A CNN helps a machine learning or deep learning model “look” by breaking images down into pixels that are given tags or labels. It uses the labels to perform convolutions (a mathematical operation on two functions to produce a third function) and makes predictions about what it is “seeing.” The neural network runs convolutions and checks the accuracy of its predictions in a series of iterations until the predictions start to come true. It is then recognizing or seeing images in a way similar to humans.

Much like a human making out an image at a distance, a CNN first discerns hard edges and simple shapes, then fills in information as it runs iterations of its predictions. A CNN is used to understand single images. A recurrent neural network (RNN) is used in a similar way for video applications to help computers understand how pictures in a series of frames are related to one another.

Tasks of computer vision

Image classification sees an image and can classify it (a dog, an apple, a person’s face). More precisely, it is able to accurately predict that a given image belongs to a certain class. For example, a social media company might want to use it to automatically identify and segregate objectionable images uploaded by users.
Object detection can use image classification to identify a certain class of image and then detect and tabulate their appearance in an image or video. Examples include detecting damages on an assembly line or identifying machinery that requires maintenance.
Object tracking follows or tracks an object once it is detected. This task is often executed with images captured in sequence or real-time video feeds. Autonomous vehicles, for example, need to not only classify and detect objects such as pedestrians, other cars and road infrastructure, they need to track them in motion to avoid collisions and obey traffic laws.
Content-based image retrieval uses computer vision to browse, search and retrieve images from large data stores, based on the content of the images rather than metadata tags associated with them. This task can incorporate automatic image annotation that replaces manual image tagging. These tasks can be used for digital asset management systems and can increase the accuracy of search and retrieval.

Overview of Yolo11

YOLOv11 is a series of computer vision models developed by Ultralytics. As of the launch of YOLOv11, the model is the most accurate of all Ultralytics’ models.

YOLOv11 introduces the C3k2 (Cross Stage Partial with kernel size 2) block, SPPF (Spatial Pyramid Pooling - Fast), and C2PSA (Convolutional block with Parallel Spatial Attention) components. These new techniques advance feature extraction and improve model accuracy which continues the YOLO lineage of better models for real-time object detection use cases.
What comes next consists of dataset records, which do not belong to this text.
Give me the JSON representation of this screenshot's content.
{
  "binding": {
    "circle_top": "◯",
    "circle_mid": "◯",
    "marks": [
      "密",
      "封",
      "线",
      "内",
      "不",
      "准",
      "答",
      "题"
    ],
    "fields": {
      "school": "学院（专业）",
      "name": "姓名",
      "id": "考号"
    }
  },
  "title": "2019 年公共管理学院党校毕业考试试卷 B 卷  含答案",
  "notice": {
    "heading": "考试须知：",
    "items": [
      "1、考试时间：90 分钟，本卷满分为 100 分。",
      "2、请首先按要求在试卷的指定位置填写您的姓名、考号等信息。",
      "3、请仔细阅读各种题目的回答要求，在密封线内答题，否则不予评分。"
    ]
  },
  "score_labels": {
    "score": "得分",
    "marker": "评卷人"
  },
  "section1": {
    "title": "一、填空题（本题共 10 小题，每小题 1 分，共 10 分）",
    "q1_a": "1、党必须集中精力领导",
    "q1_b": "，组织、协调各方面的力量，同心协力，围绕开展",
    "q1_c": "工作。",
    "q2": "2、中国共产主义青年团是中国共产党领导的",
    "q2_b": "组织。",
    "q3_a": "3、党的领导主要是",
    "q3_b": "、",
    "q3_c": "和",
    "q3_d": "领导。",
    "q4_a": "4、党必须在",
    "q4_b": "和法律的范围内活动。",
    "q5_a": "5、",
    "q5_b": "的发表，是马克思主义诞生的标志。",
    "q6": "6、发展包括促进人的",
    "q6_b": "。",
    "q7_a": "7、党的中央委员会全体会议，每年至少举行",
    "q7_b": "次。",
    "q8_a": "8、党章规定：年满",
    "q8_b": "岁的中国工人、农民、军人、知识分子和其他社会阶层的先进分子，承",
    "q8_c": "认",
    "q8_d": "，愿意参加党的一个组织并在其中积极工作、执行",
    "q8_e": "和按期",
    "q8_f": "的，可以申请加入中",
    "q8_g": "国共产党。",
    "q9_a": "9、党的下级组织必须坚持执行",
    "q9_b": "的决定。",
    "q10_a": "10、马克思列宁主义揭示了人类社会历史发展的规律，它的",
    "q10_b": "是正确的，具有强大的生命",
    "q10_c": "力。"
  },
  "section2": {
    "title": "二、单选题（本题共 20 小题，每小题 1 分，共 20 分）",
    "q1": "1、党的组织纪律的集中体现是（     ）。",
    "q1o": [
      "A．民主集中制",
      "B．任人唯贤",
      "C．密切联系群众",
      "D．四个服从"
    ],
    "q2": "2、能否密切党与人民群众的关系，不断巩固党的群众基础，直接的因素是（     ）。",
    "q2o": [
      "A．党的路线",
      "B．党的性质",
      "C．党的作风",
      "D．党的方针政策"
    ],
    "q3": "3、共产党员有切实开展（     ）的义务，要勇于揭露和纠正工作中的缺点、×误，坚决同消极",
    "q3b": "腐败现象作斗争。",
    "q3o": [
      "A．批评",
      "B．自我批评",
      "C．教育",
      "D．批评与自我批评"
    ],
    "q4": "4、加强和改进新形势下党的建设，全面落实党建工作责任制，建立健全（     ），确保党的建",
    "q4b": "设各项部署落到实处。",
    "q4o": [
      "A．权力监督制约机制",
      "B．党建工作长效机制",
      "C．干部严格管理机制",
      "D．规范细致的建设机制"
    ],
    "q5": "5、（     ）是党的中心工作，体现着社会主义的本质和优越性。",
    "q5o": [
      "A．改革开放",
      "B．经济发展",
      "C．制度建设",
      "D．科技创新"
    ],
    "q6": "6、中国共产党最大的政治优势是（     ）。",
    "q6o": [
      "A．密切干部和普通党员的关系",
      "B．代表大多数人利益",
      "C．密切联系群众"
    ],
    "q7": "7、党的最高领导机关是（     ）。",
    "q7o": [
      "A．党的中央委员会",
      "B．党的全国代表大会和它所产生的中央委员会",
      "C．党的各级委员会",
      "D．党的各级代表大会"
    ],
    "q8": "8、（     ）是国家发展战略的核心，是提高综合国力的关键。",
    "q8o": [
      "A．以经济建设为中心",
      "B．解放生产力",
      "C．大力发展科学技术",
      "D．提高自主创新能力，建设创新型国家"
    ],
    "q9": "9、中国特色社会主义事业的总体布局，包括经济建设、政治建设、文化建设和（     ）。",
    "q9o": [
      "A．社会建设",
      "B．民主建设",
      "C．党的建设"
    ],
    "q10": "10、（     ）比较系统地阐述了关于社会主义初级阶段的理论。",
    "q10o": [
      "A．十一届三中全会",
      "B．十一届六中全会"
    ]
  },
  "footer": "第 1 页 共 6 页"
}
The C3k2 block replaces the C2f block in previous YOLO models which is more computationally efficient and improves processing speed.

YOLOv11 supports multiple task types including object detection, classification, image segmentation, keypoint detection, and Oriented Bounding Box (OBB).

Install Yolo11

In windows, there's a open source library should be installed -- Ultralytics.

Open a terminal and input the following commands to install ultralytics.

pip install ultralytics

There are two important libraries needed to be installed.

PyTorch is a machine learning library based on the Torch library, used for applications such as computer vision and natural language processing, originally developed by Meta AI and now part of the Linux Foundation umbrella.

CUDA (Compute Unified Device Architecture) is a proprietary parallel computing platform and application programming interface (API) that allows software to use certain types of graphics processing units (GPUs) for accelerated general-purpose processing, an approach called general-purpose computing on GPUs.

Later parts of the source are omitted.